Giving up resolutions, kind of

Virginia Woolf, 1931

"…Here are my resolutions for the next 3 months; the next lap of the year.
To have none. Not to be tied.
To be free & kindly with myself, not goading it to parties: to sit rather privately reading in the studio.
To make a good job of The Waves.
To stop irritation by the assurance that nothing is worth irritation…
…Sometimes to read, sometimes not to read.
To go out yes—but stay at home in spite of being asked.
As for clothes, to buy good ones…"

— from the Diaries of Virginia Woolf, 2 January 1931

Giving up pessimism

Charles Dickens, 1836

"And we are bound by every rule of justice and equity to give the New Year credit for being a good one, until he proves himself unworthy the confidence we repose in him."

— Charles Dickens, from Bell’s Life in London, 3 January 1836 via The Charles Dickens Page. Stretching it to call this a resolution, maybe, but I think the splash of unbridled optimism for the year ahead from Dickens deserves a place in the list.

Giving up bitchiness. Sometimes.

James Agate, 1942

"To refrain from saying witty, unkind things, unless they are really witty and irreparably damaging…"

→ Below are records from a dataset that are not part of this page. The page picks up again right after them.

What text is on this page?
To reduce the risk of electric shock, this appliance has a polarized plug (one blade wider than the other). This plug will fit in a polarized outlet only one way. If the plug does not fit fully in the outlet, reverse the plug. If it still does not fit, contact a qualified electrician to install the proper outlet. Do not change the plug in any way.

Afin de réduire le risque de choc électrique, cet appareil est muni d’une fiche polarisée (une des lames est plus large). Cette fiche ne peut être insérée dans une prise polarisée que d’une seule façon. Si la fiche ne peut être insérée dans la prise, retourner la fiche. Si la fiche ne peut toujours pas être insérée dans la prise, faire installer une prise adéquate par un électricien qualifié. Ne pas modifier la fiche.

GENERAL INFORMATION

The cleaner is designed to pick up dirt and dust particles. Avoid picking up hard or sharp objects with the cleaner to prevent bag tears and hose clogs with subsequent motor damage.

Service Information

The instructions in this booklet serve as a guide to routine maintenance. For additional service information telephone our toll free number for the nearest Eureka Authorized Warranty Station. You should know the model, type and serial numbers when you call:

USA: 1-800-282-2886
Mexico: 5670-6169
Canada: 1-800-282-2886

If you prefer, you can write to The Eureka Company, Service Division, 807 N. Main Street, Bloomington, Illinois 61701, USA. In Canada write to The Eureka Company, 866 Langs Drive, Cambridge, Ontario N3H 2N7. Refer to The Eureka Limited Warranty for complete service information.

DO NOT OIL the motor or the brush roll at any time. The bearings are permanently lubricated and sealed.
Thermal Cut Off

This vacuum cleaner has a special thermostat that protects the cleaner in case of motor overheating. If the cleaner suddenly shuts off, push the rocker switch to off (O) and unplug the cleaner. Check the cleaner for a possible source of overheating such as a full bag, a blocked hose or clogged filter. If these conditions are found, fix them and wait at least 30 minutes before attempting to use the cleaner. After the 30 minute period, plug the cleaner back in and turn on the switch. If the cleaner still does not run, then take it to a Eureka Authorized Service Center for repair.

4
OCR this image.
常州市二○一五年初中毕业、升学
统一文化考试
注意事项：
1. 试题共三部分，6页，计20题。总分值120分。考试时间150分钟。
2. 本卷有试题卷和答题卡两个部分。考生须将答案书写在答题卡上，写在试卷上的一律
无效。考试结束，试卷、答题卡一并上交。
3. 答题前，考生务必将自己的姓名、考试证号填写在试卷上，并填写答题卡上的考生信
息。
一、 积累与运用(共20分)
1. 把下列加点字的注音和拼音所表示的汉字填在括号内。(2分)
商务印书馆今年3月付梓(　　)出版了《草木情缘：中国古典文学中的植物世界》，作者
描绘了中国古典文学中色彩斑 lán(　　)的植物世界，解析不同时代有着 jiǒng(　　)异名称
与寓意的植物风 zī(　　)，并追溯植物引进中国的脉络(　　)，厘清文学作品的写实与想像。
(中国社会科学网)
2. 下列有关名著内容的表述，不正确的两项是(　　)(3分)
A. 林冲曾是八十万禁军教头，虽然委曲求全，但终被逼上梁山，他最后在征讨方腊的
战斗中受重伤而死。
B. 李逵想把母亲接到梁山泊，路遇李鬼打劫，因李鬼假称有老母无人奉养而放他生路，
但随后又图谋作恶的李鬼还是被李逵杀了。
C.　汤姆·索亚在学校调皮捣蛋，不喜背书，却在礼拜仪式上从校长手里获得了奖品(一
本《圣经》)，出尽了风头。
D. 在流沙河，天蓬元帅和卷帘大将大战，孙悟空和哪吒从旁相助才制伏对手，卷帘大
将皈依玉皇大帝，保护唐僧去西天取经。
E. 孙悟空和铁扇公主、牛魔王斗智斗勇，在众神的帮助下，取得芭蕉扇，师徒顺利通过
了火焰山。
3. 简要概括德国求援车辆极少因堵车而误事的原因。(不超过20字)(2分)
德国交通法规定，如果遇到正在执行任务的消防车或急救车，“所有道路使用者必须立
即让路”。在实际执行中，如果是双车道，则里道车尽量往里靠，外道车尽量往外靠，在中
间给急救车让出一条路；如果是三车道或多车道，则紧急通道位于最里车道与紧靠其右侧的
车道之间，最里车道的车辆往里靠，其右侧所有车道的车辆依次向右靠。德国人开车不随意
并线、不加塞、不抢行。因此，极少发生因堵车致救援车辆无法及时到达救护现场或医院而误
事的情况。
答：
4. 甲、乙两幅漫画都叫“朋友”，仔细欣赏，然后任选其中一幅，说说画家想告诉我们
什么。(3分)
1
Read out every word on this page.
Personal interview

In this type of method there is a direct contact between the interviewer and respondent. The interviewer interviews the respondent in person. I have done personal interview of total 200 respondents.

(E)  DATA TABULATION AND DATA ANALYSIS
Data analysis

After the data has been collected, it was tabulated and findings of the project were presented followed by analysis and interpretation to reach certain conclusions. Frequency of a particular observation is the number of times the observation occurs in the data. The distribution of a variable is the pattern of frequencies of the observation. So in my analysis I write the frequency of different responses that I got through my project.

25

— from the diaries of James Agate, 2 January 1942 via Diaries of Note.

Giving up swearing

Assorted Londoners, 1959

Several strong moments in this collection of interviews with Londoners about their new year’s resolutions in 1959, but my favourite: this woman’s cheerful announcement that hers is to stop swearing, but that she probably won’t keep it because, "office life is very trying". Lady, we hear you.